In practice the limits normally apply to non-economic and punitive damages. This means that if I destroy property of yours worth $10 million I would be liable for that economic loss, but there would be limits to amount of sentimental value you could claim on top of this. If, through my negligence, you were injured, you could claim for loss of earnings, but there would be limits on the additional amount you could claim for pain and suffering. Even this approach is open to challenge, but at least has the merit of being simple. The serious damage caused to the US economy by lawsuit abuse would be limited.

But there is a further problem with the Republican approach. Even strident critics of lawsuit abuse such the Cato Institute doubt that some Republican proposals are consistent with the principle of federalism enshrined in the US Constitution. Can Congress institute meaningful tort reform, or would any change Congress makes in the law be limited to the federal courts? Since most lawsuits are initiated in the state courts, genuine reform might require legislation in each of the 50 states. Supporters of reform respond that this is absurd. Lawsuit abuse is a significant restraint on American commerce, and Congress’s power to regulate interstate commerce therefore includes the power to limit such damage. The interstate commerce clause is the most notoriously abused clause in the constitution, but it is surely true that tort reform falls more neatly within it than much other legislation already adopted.

But limiting the economic damage caused by lawsuit abuse is only one aspect of reform. Surely the key thing is to ensure justice. This means ensuring appropriate compensation for genuine cases and dismissing bogus cases. While placing a financial cap on non-economic damages has some sense, the real issue is to address the scandal of punitive damages. The Supreme Court has gone some way towards this. In the recent State Farm case it struck down punitive damages 145 times the level of compensatory damages and indicated that the multiple should normally be a single figure. But in affirming the existence of punitive damages, the Supreme Court has breached both the fifth and fourteenth amendments. Punitive damages are not awarded by due process of law.

To understand why this is the case it is necessary to distinguish between criminal and civil law. The purpose of civil law is to arbitrate disputes between individuals, and the civil courts, quite properly, adjudicate on the basis of the balance of evidence. It is criminal courts which have the role of punishing wrong-doers, but only when the case is proven beyond reasonable doubt. To compensate someone for actual loss or damage is a civil matter, but punishing someone is a criminal matter.
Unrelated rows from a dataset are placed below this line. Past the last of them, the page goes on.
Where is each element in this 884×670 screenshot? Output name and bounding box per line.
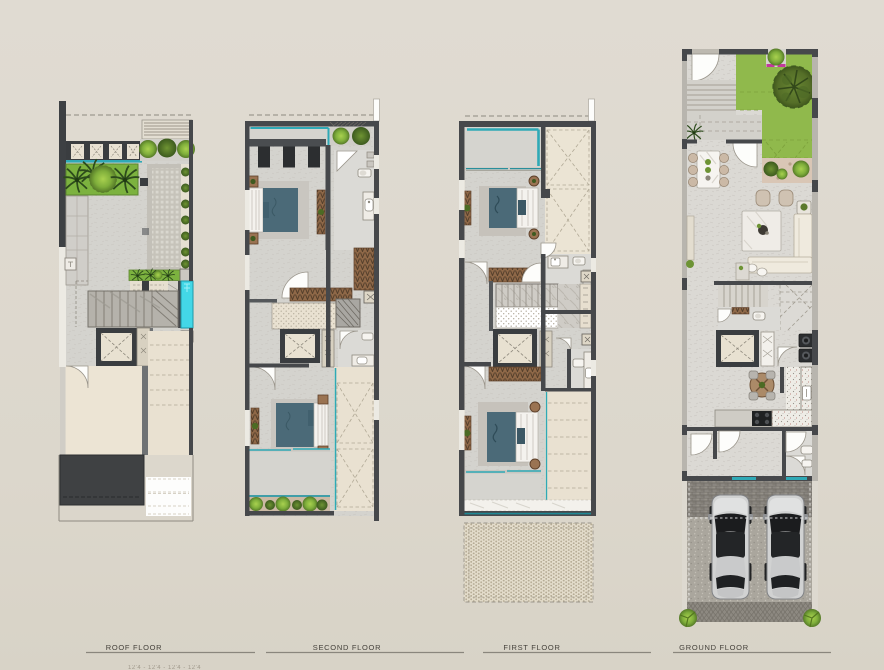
svg-text:FIRST FLOOR: FIRST FLOOR (503, 643, 560, 652)
svg-text:GROUND FLOOR: GROUND FLOOR (679, 643, 749, 652)
svg-text:12'4 - 12'4 - 12'4 - 12'4: 12'4 - 12'4 - 12'4 - 12'4 (128, 665, 201, 670)
svg-text:ROOF FLOOR: ROOF FLOOR (106, 643, 163, 652)
svg-text:SECOND FLOOR: SECOND FLOOR (313, 643, 381, 652)
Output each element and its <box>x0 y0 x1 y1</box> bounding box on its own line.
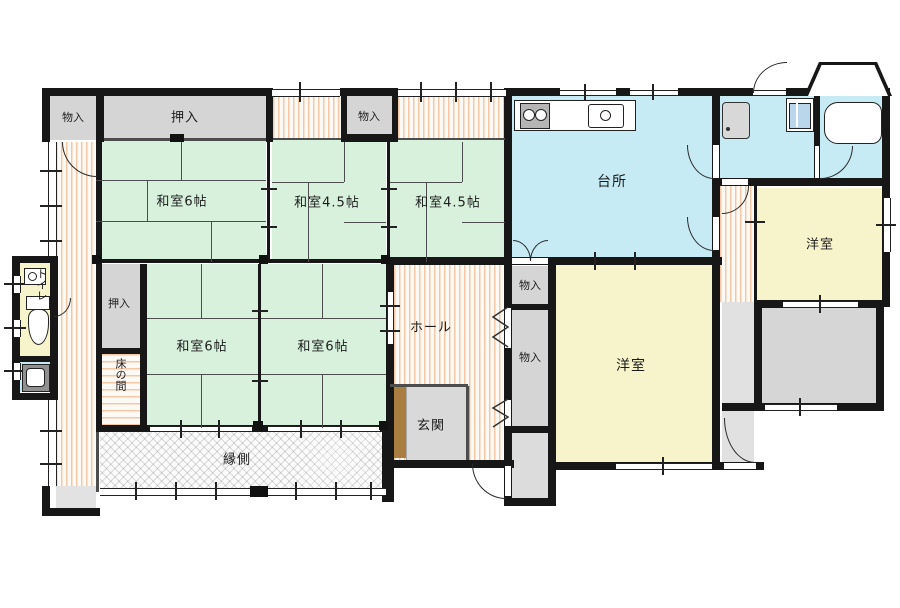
wall-segment <box>42 88 272 96</box>
wall-segment <box>504 426 556 433</box>
window-tick <box>40 205 62 207</box>
tatami-line <box>344 222 386 223</box>
wall-segment <box>100 348 140 354</box>
window <box>765 404 837 411</box>
room-label: 物入 <box>358 108 380 124</box>
tatami-line <box>147 318 258 319</box>
tatami-line <box>462 142 463 182</box>
room-label: 縁側 <box>223 449 251 468</box>
veranda-strip-top-2 <box>398 96 505 138</box>
window-tick <box>799 398 801 416</box>
entrance-edge-line <box>466 386 469 460</box>
tatami-line <box>322 264 323 318</box>
wall-segment <box>96 259 386 263</box>
tatami-line <box>181 142 182 180</box>
window-tick <box>490 82 492 102</box>
tatami-line <box>261 318 386 319</box>
window <box>13 363 21 380</box>
window-tick <box>40 463 62 465</box>
window-tick <box>215 482 217 500</box>
window-tick <box>380 305 400 307</box>
sliding-door <box>268 426 380 432</box>
entrance-step <box>392 386 406 458</box>
pillar <box>381 255 390 264</box>
window-tick <box>662 457 664 475</box>
tatami-line <box>96 221 266 222</box>
door-stop <box>170 134 184 142</box>
door-opening <box>815 146 819 178</box>
room-label: 物入 <box>519 277 541 293</box>
window-tick <box>455 82 457 102</box>
strip-end-block <box>56 486 96 508</box>
room-label: 和室4.5帖 <box>415 192 481 211</box>
room-label: 和室6帖 <box>297 336 348 355</box>
window-tick <box>876 224 896 226</box>
washbasin-icon <box>722 102 750 139</box>
window <box>616 463 712 470</box>
wall-segment <box>512 304 548 310</box>
window-tick <box>340 420 342 438</box>
window-tick <box>4 283 26 285</box>
wall-segment <box>12 393 56 400</box>
door-opening <box>722 179 748 185</box>
room-label: 玄関 <box>417 415 445 434</box>
window <box>560 90 616 96</box>
window-tick <box>4 327 26 329</box>
fusuma-tick <box>381 188 397 190</box>
entrance-edge-line <box>390 384 468 387</box>
window-tick <box>135 482 137 500</box>
wall-segment <box>340 88 398 96</box>
pillar <box>379 421 388 430</box>
room-label: 押入 <box>171 107 199 126</box>
tatami-line <box>96 180 266 181</box>
rail-line <box>273 138 341 140</box>
wall-partition <box>387 140 390 260</box>
window <box>272 89 340 97</box>
window <box>13 320 21 337</box>
tatami-line <box>211 221 212 262</box>
room-gray-bottom-right <box>757 308 877 403</box>
window-tick <box>652 84 654 100</box>
faucet-icon <box>600 110 611 121</box>
washing-machine-lid-line <box>796 103 798 127</box>
wall-segment <box>42 88 50 142</box>
wall-segment <box>876 300 884 411</box>
window-tick <box>175 482 177 500</box>
room-label: 物入 <box>62 109 84 125</box>
tatami-line <box>322 374 323 428</box>
wall-segment <box>96 88 104 142</box>
window-tick <box>40 240 62 242</box>
tatami-line <box>344 142 345 182</box>
washbasin-drain <box>726 127 730 131</box>
room-label: 洋室 <box>806 234 834 253</box>
window-tick <box>299 82 301 102</box>
door-tick <box>745 221 765 223</box>
front-door-arc <box>472 464 506 499</box>
room-label: 和室6帖 <box>176 336 227 355</box>
stove-burner-icon <box>535 109 547 121</box>
fusuma-tick <box>252 380 268 382</box>
wall-segment <box>754 300 762 410</box>
door-opening <box>724 463 756 469</box>
wall-segment <box>504 88 512 264</box>
window-tick <box>300 420 302 438</box>
fusuma-tick <box>261 226 277 228</box>
fusuma-tick <box>261 188 277 190</box>
folding-door-icon <box>490 306 510 352</box>
window-tick <box>295 482 297 500</box>
room-label: 台所 <box>597 171 627 191</box>
room-label: 洋室 <box>616 355 646 375</box>
rail-line <box>398 138 505 140</box>
wall-segment <box>42 508 100 516</box>
bathtub-icon <box>824 102 882 144</box>
wall-segment <box>506 88 560 96</box>
door-tick <box>634 252 636 270</box>
room-label: 和室6帖 <box>156 191 207 210</box>
wall-segment <box>504 498 556 506</box>
wall-segment <box>140 264 147 430</box>
tatami-line <box>147 374 258 375</box>
window <box>48 400 57 486</box>
window-tick <box>40 430 62 432</box>
utility-sink-basin <box>26 368 45 387</box>
veranda-glass-doors <box>100 488 386 496</box>
window <box>630 90 678 96</box>
window-tick <box>218 420 220 438</box>
room-label: 和室4.5帖 <box>294 192 360 211</box>
wall-segment <box>50 256 58 400</box>
washing-machine-drum <box>789 103 811 129</box>
window-tick <box>40 170 62 172</box>
wall-segment <box>20 356 56 362</box>
wall-segment <box>616 88 630 96</box>
veranda-strip-top-1 <box>273 96 341 138</box>
window <box>13 276 21 293</box>
entrance-porch <box>512 433 548 498</box>
window-tick <box>335 482 337 500</box>
wall-partition <box>267 140 270 260</box>
room-storage-hall-lower <box>512 310 548 426</box>
back-door-arc <box>753 62 787 93</box>
bay-window-glass <box>808 65 888 96</box>
wall-segment <box>96 140 102 432</box>
window-tick <box>180 420 182 438</box>
room-label: 押入 <box>108 295 130 311</box>
room-label: 床の間 <box>112 358 128 391</box>
stove-burner-icon <box>523 109 535 121</box>
pillar <box>92 255 101 264</box>
wall-partition <box>258 264 261 428</box>
window-tick <box>420 82 422 102</box>
tatami-line <box>201 374 202 428</box>
closet-front-rail <box>104 138 266 141</box>
room-label: 物入 <box>519 349 541 365</box>
tatami-line <box>261 374 386 375</box>
veranda-edge-line <box>96 432 99 492</box>
fusuma-tick <box>381 226 397 228</box>
sliding-door <box>387 292 394 344</box>
tatami-line <box>147 181 148 221</box>
pillar <box>259 255 268 264</box>
folding-door-icon <box>490 398 510 432</box>
window-tick <box>819 295 821 313</box>
room-label: ホール <box>410 317 452 336</box>
window-tick <box>584 84 586 100</box>
window-tick <box>380 330 400 332</box>
fusuma-tick <box>252 310 268 312</box>
room-label: トイレ <box>33 268 49 301</box>
window <box>48 142 57 256</box>
pillar <box>253 421 263 430</box>
tatami-line <box>201 264 202 318</box>
floor-plan: 物入 押入 物入 和室6帖 和室4.5帖 和室4.5帖 台所 洋室 押入 床の間… <box>0 0 900 608</box>
mullion-post <box>250 486 268 497</box>
door-tick <box>594 252 596 270</box>
tatami-line <box>462 222 505 223</box>
window-tick <box>370 482 372 500</box>
window <box>783 301 858 308</box>
wall-partition <box>754 186 757 302</box>
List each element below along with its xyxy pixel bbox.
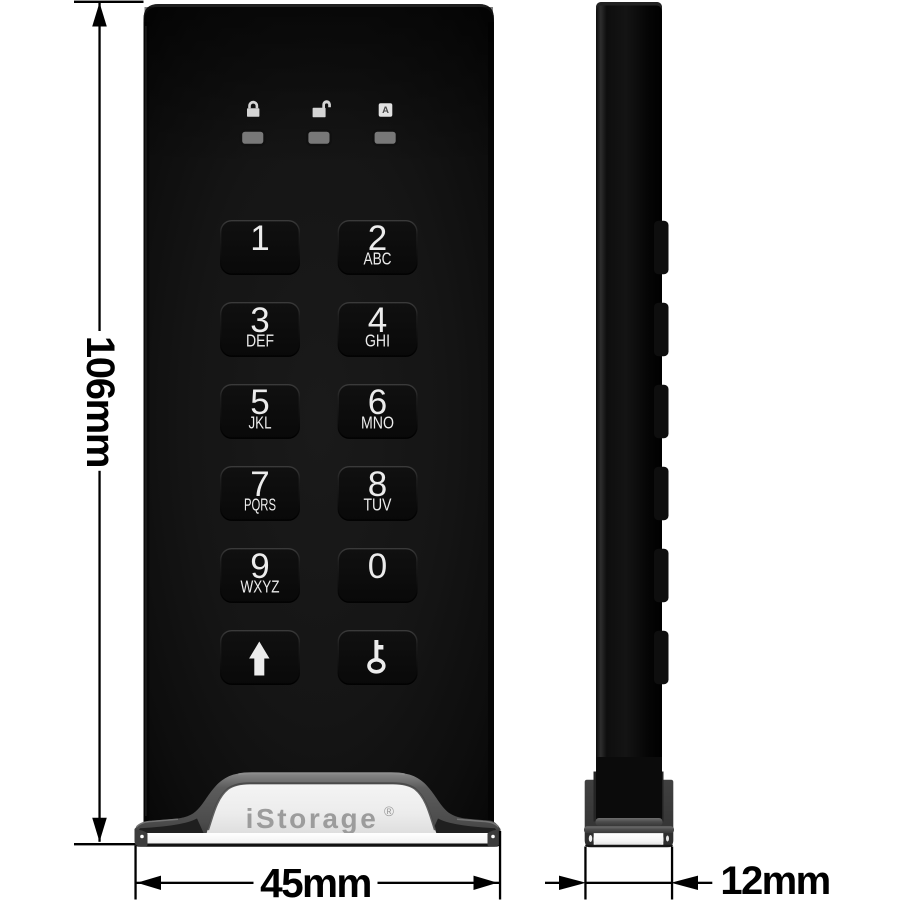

These need to be judged to different standards and by different courts.

Not only is the standard of proof for civil cases inappropriate to punishment, but the courts themselves are ill-equipped to the task. The judges and trial lawyers have been trained in the wrong traditions. They assess evidence in the wrong way and deny defendants the presumption of innocence. The simplest solution to runaway punitive damages is for the Supreme Court to rule that all such awards are in breach of the fifth and fourteenth amendments. If the defendant in a civil case has also committed a criminal act, then it is a matter for the criminal courts to judge. Civil courts should be restricted to awarding compensation for civil wrongs.

Such a decision would abolish the worst excesses of lawsuit abuse in a way that is clearly within the purview of the constitution, and without the need to place arbitrary limits on actual damages.